Watch the show with the volume off. Canine stress signals are everywhere. The dogs start out uncomfortable and look worse after the training. They watch the trainer carefully, but they don't come up for a quick cuddle or to initiate a game. Is this the relationship you want with your dog?
I guess good behavior modification techniques don't make exciting TV. However, wonderful trainers all over the country train dogs in ways that don't make the dogs feel like they are on Fear Factor. Man's best friend deserves to be trained with your brain, not fear or pain.
You are right that dogs respond well to structure, Roxanne, and I agree that you should be the leader in your home.
However, I don't like training techniques that are based on force, pain, or fear, such as those shown on The Dog Whisperer. I think they increase the chances of aggression and undermine the relationship between the dog and the owner.
Yes, they can work for some dogs. When I began teaching classes in 1991, I used traditional techniques, but now I know so much more and I won't ever go back.
When training your dog to stay rather than go out the door, focus on teaching the 3-D's (distance, duration, and distractions) individually at first. As your dog learns, you can begin increasing each of these variables as you develop a rock-solid stay. You are building a good habit, and habits--good and bad--are hard to break.
I teach all sorts of obedience classes, but my favorite is "Relaxing Rowdy Rovers" for aggressive dogs. Using gentle, humane techniques, we can help these dogs relax and listen to their owners in the presence of other dogs and their owners. When the Rowdy Rovers move into our regular classes, they are the star pupils with incredible focus on and communication with their owners.

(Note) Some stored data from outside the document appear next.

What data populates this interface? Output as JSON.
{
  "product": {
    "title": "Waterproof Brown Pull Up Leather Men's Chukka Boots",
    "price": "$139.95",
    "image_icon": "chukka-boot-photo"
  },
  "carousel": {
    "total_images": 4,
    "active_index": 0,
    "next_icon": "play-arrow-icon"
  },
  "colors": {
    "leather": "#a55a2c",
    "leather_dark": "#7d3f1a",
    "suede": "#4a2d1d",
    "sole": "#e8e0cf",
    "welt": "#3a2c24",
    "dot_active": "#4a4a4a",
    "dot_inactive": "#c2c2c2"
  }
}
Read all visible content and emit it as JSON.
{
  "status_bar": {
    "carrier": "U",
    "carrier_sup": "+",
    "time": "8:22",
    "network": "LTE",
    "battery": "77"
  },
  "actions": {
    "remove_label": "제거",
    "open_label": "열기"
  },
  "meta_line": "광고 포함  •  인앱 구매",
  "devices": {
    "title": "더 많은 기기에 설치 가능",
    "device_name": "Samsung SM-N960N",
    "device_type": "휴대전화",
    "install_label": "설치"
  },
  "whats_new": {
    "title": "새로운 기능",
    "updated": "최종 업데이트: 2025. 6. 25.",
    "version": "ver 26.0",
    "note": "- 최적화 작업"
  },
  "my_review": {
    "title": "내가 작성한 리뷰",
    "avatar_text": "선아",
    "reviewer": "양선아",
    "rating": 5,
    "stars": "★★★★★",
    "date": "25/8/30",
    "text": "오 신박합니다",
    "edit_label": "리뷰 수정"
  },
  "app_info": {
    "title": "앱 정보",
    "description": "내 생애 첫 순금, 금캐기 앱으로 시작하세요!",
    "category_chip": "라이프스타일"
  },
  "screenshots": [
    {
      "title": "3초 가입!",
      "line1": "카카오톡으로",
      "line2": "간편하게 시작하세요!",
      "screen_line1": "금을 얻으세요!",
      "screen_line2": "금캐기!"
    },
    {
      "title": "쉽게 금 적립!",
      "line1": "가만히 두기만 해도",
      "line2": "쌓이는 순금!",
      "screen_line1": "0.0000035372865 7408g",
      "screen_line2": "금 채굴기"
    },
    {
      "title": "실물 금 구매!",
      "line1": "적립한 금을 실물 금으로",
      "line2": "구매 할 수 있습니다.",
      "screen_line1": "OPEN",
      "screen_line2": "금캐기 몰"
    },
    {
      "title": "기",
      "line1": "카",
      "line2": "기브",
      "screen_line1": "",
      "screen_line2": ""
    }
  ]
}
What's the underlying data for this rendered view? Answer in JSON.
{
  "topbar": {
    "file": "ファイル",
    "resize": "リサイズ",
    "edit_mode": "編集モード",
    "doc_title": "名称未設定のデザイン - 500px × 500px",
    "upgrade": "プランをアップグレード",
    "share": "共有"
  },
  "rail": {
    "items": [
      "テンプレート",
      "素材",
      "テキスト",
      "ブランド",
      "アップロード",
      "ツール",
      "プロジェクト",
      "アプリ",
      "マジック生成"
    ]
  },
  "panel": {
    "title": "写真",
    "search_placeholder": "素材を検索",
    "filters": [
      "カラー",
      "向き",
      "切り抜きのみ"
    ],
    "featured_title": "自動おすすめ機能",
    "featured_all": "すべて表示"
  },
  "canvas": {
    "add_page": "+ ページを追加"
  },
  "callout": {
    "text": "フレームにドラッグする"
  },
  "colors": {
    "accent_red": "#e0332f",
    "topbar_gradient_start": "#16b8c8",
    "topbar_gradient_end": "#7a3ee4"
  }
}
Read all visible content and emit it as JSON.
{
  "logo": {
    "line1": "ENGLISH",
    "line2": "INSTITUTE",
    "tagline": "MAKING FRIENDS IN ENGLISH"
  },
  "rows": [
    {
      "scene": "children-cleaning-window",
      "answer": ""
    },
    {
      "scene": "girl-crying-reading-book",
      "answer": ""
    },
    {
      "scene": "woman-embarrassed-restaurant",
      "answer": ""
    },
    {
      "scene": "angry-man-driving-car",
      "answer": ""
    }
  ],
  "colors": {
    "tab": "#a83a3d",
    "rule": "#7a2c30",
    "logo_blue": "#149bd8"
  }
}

There are a few positive-reinforcement TV shows in the works and on air. I'm hopeful that they'll show people other ways of dealing with challenging dogs.
I've tried positive reinforcement and it might work on some non-alpha dogs, but mine needed to know who was boss before I got anywhere.
I think you should make a TV show showing how you are able to train difficult dogs with positive reinforcement techniques. I'd love to see it.
I've only had good results with being the alpha so-to-speak. My 3 dogs didn't respect me before and they do now. They are also much more loving and playful than before when it wasn't clear who was in charge.
Tell me simply... how so you teach an agressive big breed dog not to run out the front door to greet the UPS driver when the doorbell rings and you open the door?
I can keep him with a "down" command and reinforce with a positive, but he really thinks he's supposed to go out of every door before me. Until we switched rolls; "who's the boss?" It was a constant battle. I think in his head, greeting the UPS guy first was a greater "positive reinforcement" than the positive from maintaining the (down) and/or (stay) command.
Now he is a wonderfully adjusted dog due to the fact that he can enjoy the "knowing" at a deep instinctual level that if he goes out that door before I do -- it's Dog Whisperer time. Since he knows it and I know it, he seems a lot happier and lower stress in most situations instead of always battling his own will. He looks to me for the command. That's what I want. I don't need another teenager at home.